Friday 28 June 2013

The Patrician System

(Note: This 30th post of June 2013 will be the last post for this month, probably. I want to work in round numbers and am unlikely to add another 10 between now and the end of the 30th. Any more that are written before then will be published on 1st July.)

In the immediately preceding post, I wrongly referred to six inner and four outer planets of the star Patricius. The diagram of the Patrician System (Poul Anderson, Flandry's Legacy, New York, 2012, p. 193) is diagonally divided into an upper left half showing the inner planets and the asteroids and a lower right half showing the outer planets.
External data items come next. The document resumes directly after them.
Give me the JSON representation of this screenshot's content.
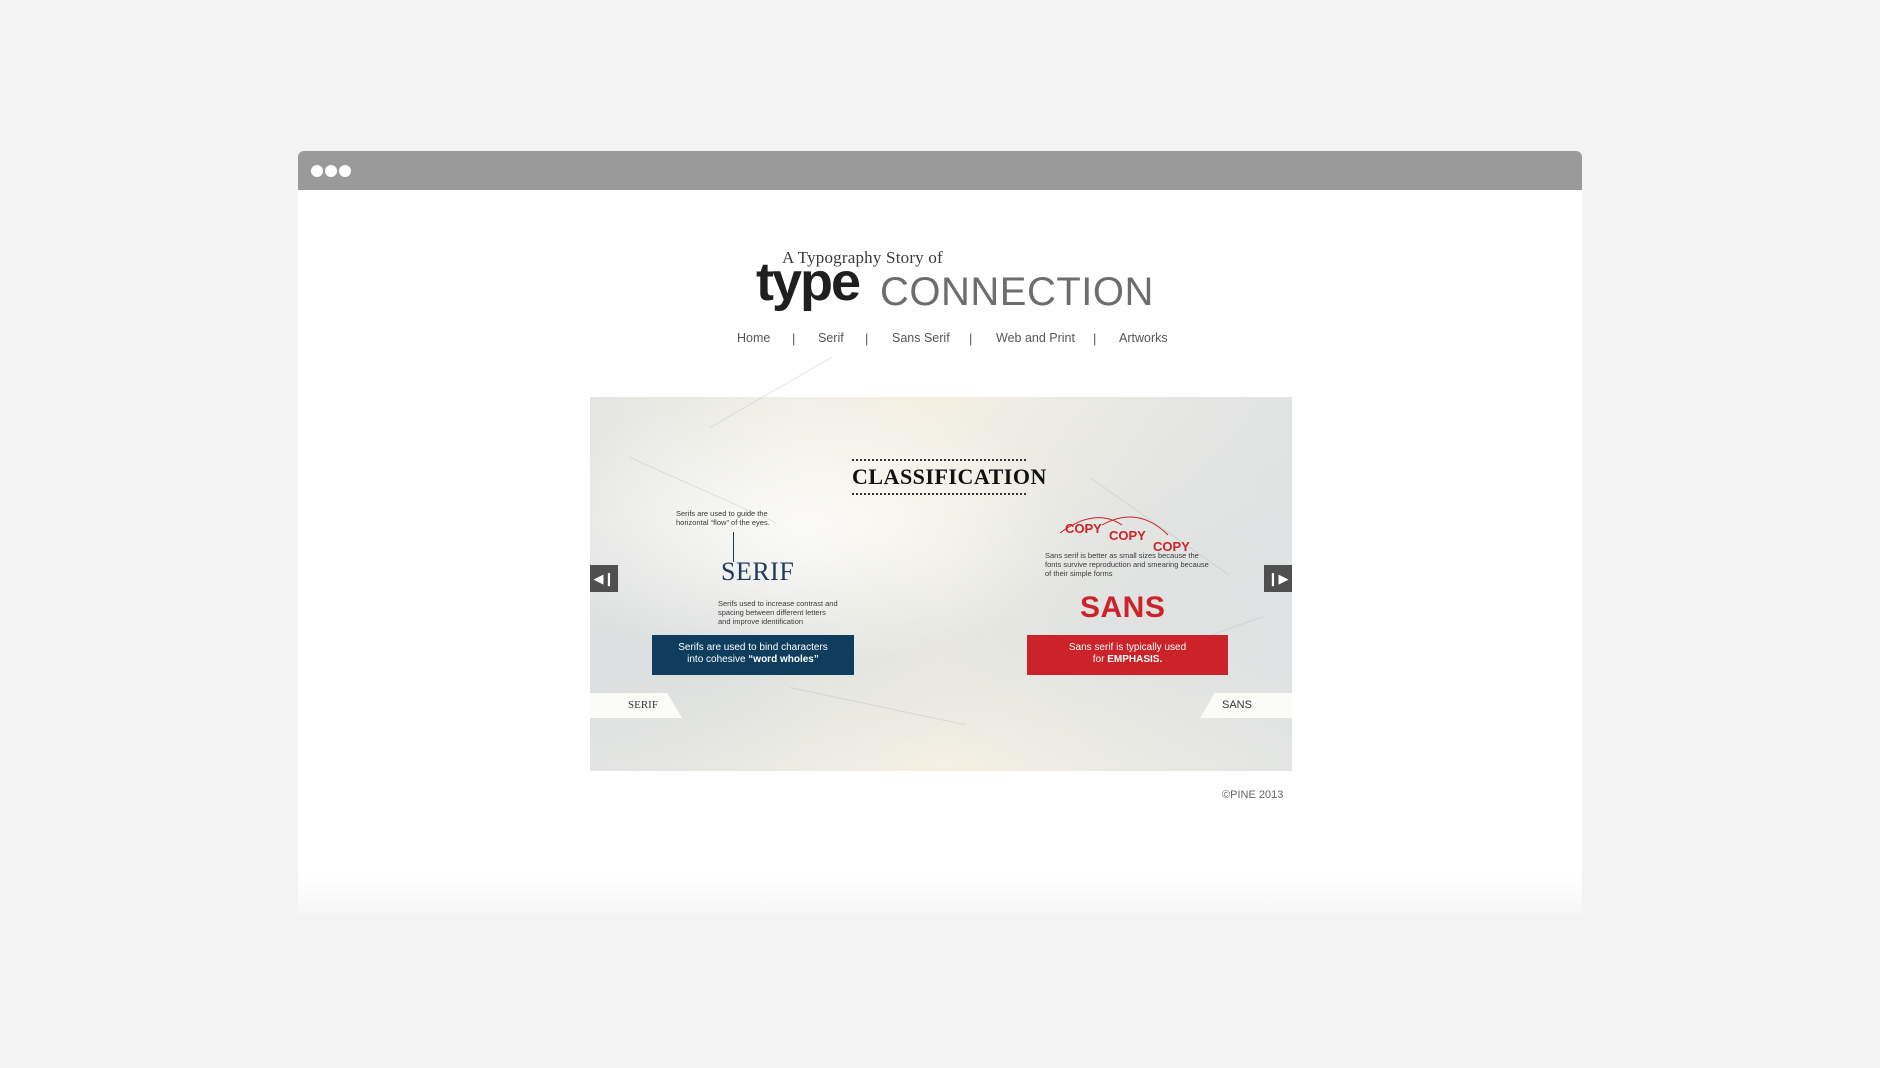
{
  "window": {
    "titlebar_dots": [
      "dot-1",
      "dot-2",
      "dot-3"
    ]
  },
  "logo": {
    "subtitle": "A Typography Story of",
    "type_word": "type",
    "connection_word": "CONNECTION"
  },
  "nav": {
    "items": [
      "Home",
      "Serif",
      "Sans Serif",
      "Web and Print",
      "Artworks"
    ],
    "separator": "|"
  },
  "slide": {
    "title": "CLASSIFICATION",
    "serif": {
      "note_top": "Serifs are used to guide the horizontal “flow” of the eyes.",
      "word": "SERIF",
      "note_bottom": "Serifs used to increase contrast and spacing between different letters and improve identification",
      "box_line1": "Serifs are used to bind characters",
      "box_line2_prefix": "into cohesive ",
      "box_line2_bold": "“word wholes”",
      "tab": "SERIF"
    },
    "sans": {
      "copies": [
        "COPY",
        "COPY",
        "COPY"
      ],
      "note": "Sans serif is better as small sizes because the fonts survive reproduction and smearing because of their simple forms",
      "word": "SANS",
      "box_line1": "Sans serif is typically used",
      "box_line2_prefix": "for ",
      "box_line2_bold": "EMPHASIS.",
      "tab": "SANS"
    },
    "prev_icon": "prev-arrow-icon",
    "next_icon": "next-arrow-icon"
  },
  "footer": {
    "copyright": "©PINE 2013"
  },
  "colors": {
    "serif_blue": "#0f3d5e",
    "sans_red": "#cc2229",
    "titlebar": "#9a9a9a"
  }
}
However, closer examination of the diagram reveals that "Vitruvius" appears both as the outermost of the "inner planets" and as the innermost of the "outer planets." Clearly, this is done to show us how the two halves connect. But the result is that the total number of planets is nine, not ten.
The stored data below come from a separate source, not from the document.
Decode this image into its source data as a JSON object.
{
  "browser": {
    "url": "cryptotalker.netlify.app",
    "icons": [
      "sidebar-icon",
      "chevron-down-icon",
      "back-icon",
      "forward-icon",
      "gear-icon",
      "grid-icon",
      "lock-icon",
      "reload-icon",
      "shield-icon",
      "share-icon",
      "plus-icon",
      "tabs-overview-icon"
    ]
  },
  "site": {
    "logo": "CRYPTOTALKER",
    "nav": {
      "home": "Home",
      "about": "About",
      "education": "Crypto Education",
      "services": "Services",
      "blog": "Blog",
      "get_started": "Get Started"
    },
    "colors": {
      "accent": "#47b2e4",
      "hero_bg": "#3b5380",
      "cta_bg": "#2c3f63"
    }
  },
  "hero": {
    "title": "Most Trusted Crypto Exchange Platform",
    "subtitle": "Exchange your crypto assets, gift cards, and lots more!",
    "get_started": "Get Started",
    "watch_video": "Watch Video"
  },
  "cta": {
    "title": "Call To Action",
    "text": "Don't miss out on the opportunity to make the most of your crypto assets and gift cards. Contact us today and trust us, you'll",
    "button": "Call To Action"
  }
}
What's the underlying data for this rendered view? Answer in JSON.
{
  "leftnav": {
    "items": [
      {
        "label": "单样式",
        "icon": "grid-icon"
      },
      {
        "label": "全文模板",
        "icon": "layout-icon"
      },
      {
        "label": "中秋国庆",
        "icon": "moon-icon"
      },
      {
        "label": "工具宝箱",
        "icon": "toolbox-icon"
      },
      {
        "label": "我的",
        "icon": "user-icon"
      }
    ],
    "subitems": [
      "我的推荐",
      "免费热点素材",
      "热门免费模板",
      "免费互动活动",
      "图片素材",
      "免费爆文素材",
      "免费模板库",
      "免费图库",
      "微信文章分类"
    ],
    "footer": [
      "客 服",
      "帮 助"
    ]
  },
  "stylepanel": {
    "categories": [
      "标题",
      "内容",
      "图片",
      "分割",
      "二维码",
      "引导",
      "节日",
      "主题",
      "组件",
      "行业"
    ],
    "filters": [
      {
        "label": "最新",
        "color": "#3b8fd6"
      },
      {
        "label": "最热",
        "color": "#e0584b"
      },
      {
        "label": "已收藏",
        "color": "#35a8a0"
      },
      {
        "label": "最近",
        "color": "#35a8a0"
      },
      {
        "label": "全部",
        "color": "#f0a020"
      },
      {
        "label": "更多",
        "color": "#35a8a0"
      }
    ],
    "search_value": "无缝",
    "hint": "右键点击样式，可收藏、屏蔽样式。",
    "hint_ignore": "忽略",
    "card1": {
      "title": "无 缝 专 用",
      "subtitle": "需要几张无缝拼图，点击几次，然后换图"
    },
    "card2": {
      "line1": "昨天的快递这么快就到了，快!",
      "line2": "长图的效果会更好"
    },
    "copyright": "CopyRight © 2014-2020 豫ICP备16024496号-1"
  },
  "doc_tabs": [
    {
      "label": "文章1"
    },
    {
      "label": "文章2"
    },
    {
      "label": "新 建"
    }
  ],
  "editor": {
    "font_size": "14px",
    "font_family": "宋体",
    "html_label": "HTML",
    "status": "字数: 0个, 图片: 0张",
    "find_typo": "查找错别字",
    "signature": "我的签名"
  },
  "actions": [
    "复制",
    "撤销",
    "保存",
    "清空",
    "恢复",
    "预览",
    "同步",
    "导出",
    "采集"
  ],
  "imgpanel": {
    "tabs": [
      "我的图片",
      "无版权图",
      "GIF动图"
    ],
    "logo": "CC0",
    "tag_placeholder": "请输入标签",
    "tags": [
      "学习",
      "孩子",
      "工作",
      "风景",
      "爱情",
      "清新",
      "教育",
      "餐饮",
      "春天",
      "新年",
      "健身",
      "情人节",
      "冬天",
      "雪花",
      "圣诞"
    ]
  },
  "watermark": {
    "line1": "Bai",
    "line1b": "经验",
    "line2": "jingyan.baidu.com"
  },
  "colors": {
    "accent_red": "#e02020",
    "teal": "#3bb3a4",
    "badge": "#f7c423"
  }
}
The Patrician System is very similar to the Solar System with:

nine planets;
asteroids between the fourth and fifth planets;
colonies on the third and fourth planets.

I have already mentioned:

Daedalus and Imhotep, the two colonized planets;
Archimedes and Leonardo, the two that are obviously named after famous engineers;
Vitruvius.

The remaining four are the two innermost, Liang Ling-tsan and Channing, and the two outermost, Katsuragi no Kami and Sennacherib.

Patricius is St Patrick whom regular Anderson readers have met in the King of Ys Tetralogy before he gained his Christian name.

Despite being equivalent in position to Mars, Imhotep has thirty per cent greater gravity than Earth. This planet held only a scientific base and a few support industries for centuries until the Starkadians were settled there in the previous generation. Since then, the city has grown and now houses Imperial offices in the Pyramid with many other new buildings around it.